Yitzhak Kadman, head of the National Council for the Child, called the passage of the law a "historic revolution" that enables "the fulfillment of the right to education."

It was unclear until the last minute whether the law would be passed, since Education Minister Yuli Tamir and the coalition opposed it due to lack of funding. The ministry estimated the cost of implementing the law to be about NIS 770 million a year, although the treasury expects the cost to be about half that.

"It's impossible to pass education laws without a budget," said Tamir, adding that she supports the law in principle.

The law ended up getting passed because of the support of 28 MKs, the only ones to participate in the vote. The small number of voters was made possible due to the Knesset legal adviser's decision that the bill was not a budgetary one, which would have required a majority of at least 50 MKs. In order to fall into the non-budgetary category, the bill initiators gave up the demand that the law be enforced by truancy officers.

The Central Bureau of Statistics estimates the number of dropouts at 30,000 a year.
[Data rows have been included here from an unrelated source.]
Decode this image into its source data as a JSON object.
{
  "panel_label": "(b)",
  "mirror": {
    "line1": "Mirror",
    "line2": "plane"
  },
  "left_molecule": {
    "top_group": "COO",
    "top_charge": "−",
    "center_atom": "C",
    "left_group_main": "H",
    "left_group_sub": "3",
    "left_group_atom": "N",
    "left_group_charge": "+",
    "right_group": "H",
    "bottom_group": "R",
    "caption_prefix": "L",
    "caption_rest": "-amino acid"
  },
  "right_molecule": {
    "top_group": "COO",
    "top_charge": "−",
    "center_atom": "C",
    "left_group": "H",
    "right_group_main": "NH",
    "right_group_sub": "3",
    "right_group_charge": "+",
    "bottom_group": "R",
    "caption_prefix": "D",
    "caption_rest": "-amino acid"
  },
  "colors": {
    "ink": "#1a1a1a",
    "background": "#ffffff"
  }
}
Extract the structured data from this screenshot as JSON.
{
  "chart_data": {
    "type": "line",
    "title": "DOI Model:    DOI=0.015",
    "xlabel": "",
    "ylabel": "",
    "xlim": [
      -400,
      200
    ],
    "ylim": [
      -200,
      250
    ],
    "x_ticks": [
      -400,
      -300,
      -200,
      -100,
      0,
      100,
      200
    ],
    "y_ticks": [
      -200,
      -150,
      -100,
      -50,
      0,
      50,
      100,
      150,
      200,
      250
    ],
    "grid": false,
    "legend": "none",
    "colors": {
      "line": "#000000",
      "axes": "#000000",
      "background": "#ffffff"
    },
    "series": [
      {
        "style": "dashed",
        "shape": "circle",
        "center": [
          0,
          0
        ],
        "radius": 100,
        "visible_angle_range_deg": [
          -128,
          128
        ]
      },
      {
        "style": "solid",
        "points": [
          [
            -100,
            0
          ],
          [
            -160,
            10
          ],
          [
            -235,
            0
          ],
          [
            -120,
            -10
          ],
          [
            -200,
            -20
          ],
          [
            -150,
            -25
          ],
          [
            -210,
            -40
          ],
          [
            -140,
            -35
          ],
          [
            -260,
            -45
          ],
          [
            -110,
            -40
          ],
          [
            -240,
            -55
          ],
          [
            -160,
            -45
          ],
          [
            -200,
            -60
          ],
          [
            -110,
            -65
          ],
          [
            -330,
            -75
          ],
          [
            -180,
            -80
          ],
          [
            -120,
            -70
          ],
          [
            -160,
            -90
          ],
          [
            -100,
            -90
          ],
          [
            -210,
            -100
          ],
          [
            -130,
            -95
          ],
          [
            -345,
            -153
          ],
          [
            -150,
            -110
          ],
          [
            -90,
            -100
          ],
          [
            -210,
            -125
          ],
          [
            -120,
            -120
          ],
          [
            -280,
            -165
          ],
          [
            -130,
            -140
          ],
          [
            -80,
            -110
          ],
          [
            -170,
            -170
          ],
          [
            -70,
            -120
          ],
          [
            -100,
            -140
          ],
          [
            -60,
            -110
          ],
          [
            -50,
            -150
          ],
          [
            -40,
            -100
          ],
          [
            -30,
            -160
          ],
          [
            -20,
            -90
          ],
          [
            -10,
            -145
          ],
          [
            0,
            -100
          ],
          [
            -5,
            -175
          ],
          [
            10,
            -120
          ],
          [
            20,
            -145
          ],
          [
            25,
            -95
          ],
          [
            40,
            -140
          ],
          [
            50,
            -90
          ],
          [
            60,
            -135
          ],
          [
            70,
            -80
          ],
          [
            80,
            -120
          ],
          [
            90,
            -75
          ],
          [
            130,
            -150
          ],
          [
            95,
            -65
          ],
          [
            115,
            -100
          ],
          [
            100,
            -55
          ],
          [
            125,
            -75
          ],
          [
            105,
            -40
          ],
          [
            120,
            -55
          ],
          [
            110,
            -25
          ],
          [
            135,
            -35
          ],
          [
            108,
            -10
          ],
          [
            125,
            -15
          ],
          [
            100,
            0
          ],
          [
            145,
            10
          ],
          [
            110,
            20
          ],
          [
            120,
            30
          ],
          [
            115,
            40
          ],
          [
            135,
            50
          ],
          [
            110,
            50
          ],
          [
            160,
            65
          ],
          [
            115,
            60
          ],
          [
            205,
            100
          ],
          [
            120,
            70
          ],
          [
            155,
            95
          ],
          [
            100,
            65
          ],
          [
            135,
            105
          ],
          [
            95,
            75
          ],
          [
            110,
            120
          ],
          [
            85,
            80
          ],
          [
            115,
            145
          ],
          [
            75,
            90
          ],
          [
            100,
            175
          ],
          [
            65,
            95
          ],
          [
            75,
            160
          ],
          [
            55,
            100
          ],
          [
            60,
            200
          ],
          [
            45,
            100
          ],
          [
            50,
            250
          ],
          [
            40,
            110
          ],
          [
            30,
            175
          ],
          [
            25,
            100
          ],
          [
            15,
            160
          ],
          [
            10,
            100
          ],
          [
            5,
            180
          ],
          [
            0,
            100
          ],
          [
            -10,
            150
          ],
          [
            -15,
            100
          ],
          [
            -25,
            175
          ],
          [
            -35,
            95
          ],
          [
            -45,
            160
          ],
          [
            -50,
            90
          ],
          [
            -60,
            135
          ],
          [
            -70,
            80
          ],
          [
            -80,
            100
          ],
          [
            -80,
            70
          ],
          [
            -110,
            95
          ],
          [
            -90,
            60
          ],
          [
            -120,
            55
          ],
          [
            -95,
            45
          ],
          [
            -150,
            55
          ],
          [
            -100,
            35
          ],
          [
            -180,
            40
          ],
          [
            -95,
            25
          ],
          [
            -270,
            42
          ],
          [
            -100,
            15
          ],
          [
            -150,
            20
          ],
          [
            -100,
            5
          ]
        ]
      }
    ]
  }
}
However, the number is somewhat lower according to Education Ministry data, which show that some 23,800 high school students, or 5.4 percent, dropped out of school between the 2005-06 school year and the year after. Most of those students dropped out after 10th grade.

The Jewish sector had the lowest dropout rate, at 4.7 percent. The Arab sector had an 8.3 percent dropout rate, and the Bedouin sector had a 9.8 percent rate.